I didn’t want to discard any connection to my past.
So how would I decide what to keep and what to throw away? How could I dispose of my grandson’s first birthday party announcement? My granddaughter’s childish stick figure drawing, her and me with the words “together forever”? The note from my daughter when she was a teenager stating how she appreciated my parenting? My mother’s beautiful handwriting?
I kept most cards from our children and grandchildren, and at least one or two of every deceased relative. I also kept every single one of my husband’s hundred cards given through the years, and plan to tape them to our bedroom wall next Valentine’s Day. I kept many family members and a few friends’ cards.

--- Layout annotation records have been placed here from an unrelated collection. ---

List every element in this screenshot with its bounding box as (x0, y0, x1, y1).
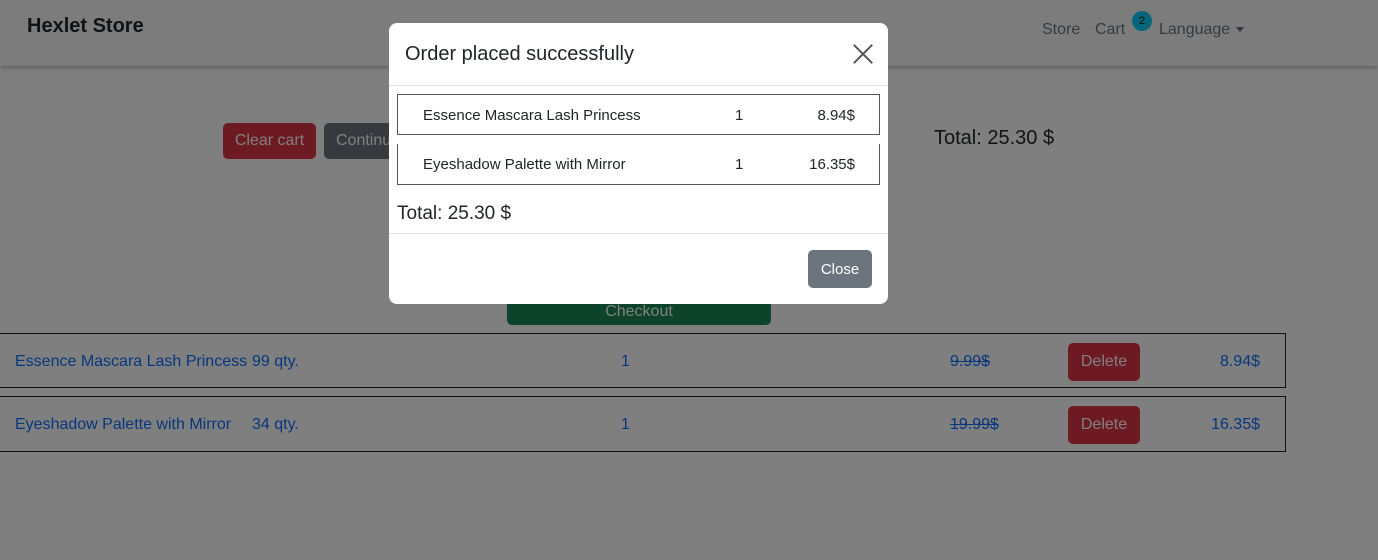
close-icon[interactable] (852, 43, 874, 65)
order-item-count: 1 (735, 107, 744, 124)
order-item-price: 16.35$ (809, 156, 855, 173)
modal-footer: Close (389, 233, 888, 304)
order-item-name: Eyeshadow Palette with Mirror (423, 156, 626, 173)
modal-header: Order placed successfully (389, 23, 888, 86)
order-item: Essence Mascara Lash Princess 1 8.94$ (397, 94, 880, 135)
order-item-count: 1 (735, 156, 744, 173)
order-item: Eyeshadow Palette with Mirror 1 16.35$ (397, 144, 880, 185)
modal-title: Order placed successfully (405, 43, 634, 65)
close-button[interactable]: Close (808, 250, 872, 288)
order-total: Total: 25.30 $ (397, 203, 512, 224)
order-item-price: 8.94$ (817, 107, 855, 124)
order-success-modal: Order placed successfully Essence Mascar… (389, 23, 888, 304)
order-item-name: Essence Mascara Lash Princess (423, 107, 641, 124)
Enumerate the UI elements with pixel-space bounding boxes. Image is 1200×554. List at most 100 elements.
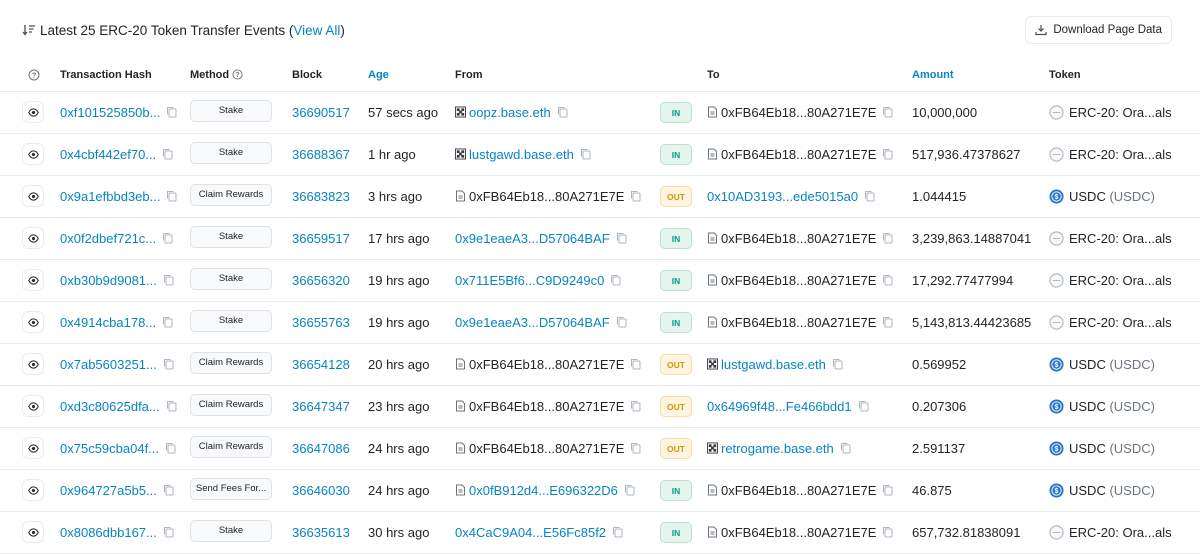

Almost half of the cards and envelopes were thrown into a huge pile. I wish I was diligent about replies, and after the afternoon of re-reading, I will try harder. I appreciate each correspondence because that huge assortment of drawings, pictures, and words humbled me in a surprising way. So many people connected to me. I was loved—and overwhelmed.
Many times in the Bible, God tells us to remember. Remember, not just how he helped the Israelites, but what he has done in our lives. He has caused his wonders to be remembered; the Lord is gracious and compassionate. Psalm 111:4.
Each beautiful card brought back memories and a nostalgic history drew me a picture of what God has done by bringing loved ones near.